Crypt of the NecroDancer (2014) de Brace Yourself, retomó el género del ritmo y le dio un giro de tuerca interesante. En él jugamos como Cadence, la hija de un cazador de tesoros, y debemos recorrer una serie de mazmorras para encontrar a su padre; algo así como jugar un Zelda clásico con música. Entre mejor se lleve el ritmo en el juego, más ventaja se tendrá contra los enemigos y la música resulta esencial para las mecánicas. Esta obra permitió ampliar la filosofía de diseño en cuanto a los juegos musicales y dio paso a obras que comenzaran a experimentar con posibilidades lúdico-sonoras.
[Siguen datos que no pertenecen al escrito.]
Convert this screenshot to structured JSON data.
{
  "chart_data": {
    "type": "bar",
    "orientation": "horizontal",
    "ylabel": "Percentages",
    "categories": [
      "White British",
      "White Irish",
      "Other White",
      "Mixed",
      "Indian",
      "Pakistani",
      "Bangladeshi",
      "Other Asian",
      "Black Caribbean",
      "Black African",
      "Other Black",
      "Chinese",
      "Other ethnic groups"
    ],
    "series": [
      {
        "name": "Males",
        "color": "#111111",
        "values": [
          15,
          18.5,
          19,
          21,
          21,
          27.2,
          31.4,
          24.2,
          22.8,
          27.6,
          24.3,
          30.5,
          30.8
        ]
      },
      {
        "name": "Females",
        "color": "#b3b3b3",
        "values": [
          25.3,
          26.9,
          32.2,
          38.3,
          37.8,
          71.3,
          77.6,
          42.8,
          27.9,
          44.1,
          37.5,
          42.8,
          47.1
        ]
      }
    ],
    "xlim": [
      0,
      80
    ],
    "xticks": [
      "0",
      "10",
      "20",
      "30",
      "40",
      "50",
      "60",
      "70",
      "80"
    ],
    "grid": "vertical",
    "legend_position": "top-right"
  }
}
Otro de los pasos  en la evolución musical en los videojuegos fue sin duda Sayonara wild hearts del estudio sueco Simogo. Aunque el juego sigue los lineamientos del género de ritmos, fue una obra que servía como álbum interactivo; a diferencia del Biophilia (2011) de Björk, o PolyFauna de Radiohead (2014), aquí encontramos una historia clara y una intención más lúdica que artística. En Sayonara wild hearts, el jugador debe controlar a la heroína en su viaje por tratar de reparar su corazón roto durante 23 niveles que sirven como las pistas de un álbum. Este juego ganó el British Academy Game Awards por Artistic Achievement.

Al ser un medio relativamente joven, los videojuegos aún no han alcanzado a explotar sus posibilidades en todos los terrenos. Estamos en un momento clave para los juegos musicales. El año pasado, la obra indie Everhood (2021) reinterpretó el mismo concepto de Guitar Hero al crear un juego de ritmo donde la intención es evitar que te toquen las notas musicales. Para este 2022 se espera After love EP, una novela gráfica con elementos de juegos de ritmo que se enfocará en la historia de un joven que debe cumplir una promesa a su novia. Nos queda esperar, jugar y escuchar.